The revulsion of feeling had paralyzed her judgment, and for a time had benumbed her emotions.

All she saw was Archie's eyes looking into hers as he waited for an answer to that question he would one day ask and which now she knew she could never give.
Then there rose before her, like some disembodied spirit from a long-covered grave, the spectre of the past.

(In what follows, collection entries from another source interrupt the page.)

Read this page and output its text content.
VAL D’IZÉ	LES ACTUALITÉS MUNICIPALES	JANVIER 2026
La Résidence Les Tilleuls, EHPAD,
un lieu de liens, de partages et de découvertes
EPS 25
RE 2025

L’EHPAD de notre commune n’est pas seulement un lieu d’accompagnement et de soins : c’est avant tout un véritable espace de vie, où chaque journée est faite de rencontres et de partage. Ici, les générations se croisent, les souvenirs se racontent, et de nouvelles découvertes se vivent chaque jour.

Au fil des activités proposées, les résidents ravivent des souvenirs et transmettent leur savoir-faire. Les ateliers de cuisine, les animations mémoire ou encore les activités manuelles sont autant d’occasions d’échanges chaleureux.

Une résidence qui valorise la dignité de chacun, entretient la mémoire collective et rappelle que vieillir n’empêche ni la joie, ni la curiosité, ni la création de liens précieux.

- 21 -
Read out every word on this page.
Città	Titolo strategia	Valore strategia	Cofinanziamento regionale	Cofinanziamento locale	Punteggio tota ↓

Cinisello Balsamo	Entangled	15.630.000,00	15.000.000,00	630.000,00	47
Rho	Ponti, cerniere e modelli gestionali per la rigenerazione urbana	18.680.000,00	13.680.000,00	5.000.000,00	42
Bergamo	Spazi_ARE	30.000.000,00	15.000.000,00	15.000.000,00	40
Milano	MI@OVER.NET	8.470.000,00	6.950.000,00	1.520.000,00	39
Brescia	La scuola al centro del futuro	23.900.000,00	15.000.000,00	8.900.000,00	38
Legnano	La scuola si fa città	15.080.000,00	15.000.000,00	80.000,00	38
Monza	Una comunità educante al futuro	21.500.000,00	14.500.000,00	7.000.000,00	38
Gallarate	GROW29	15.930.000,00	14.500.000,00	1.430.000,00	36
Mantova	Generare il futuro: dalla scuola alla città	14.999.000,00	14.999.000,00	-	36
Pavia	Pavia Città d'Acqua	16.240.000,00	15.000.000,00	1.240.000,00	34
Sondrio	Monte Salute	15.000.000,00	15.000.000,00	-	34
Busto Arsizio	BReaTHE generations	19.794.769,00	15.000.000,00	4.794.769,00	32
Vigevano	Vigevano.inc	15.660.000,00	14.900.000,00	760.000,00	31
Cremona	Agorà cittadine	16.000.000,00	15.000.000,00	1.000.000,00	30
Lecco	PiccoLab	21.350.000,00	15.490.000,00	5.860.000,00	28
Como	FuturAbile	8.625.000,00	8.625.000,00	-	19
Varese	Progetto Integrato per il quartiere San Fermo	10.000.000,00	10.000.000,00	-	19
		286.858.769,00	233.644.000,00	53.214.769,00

An icy chill crept over her.

Would Lucy begin this new life with the same deceit with which she had begun the old?
And if she did, would this Frenchman forgive her when he learned the facts?
If he never learned them--and this was most to be dreaded--what would Lucy's misery be all her life if she still kept the secret close?
Then with a pathos all the more intense because of her ignorance of the true situation--she fighting on alone, unconscious that the man she loved not only knew every pulsation of her aching heart, but would be as willing as herself to guard its secret, she cried: "Yes, at any cost she must be saved from this living death! I know what it is to sit beside the man I love, the man whose arm is ready to sustain me, whose heart is bursting for love of me, and yet be always held apart by a spectre which I dare not face." With this came the resolve to prevent the marriage at all hazards, even to leaving Yardley and taking the first steamer to Europe, that she might plead with Lucy in person.
While she sat searching her brain for some way out of the threatened calamity, the rapid rumbling of the doctor's gig was heard on the gravel road outside her open window.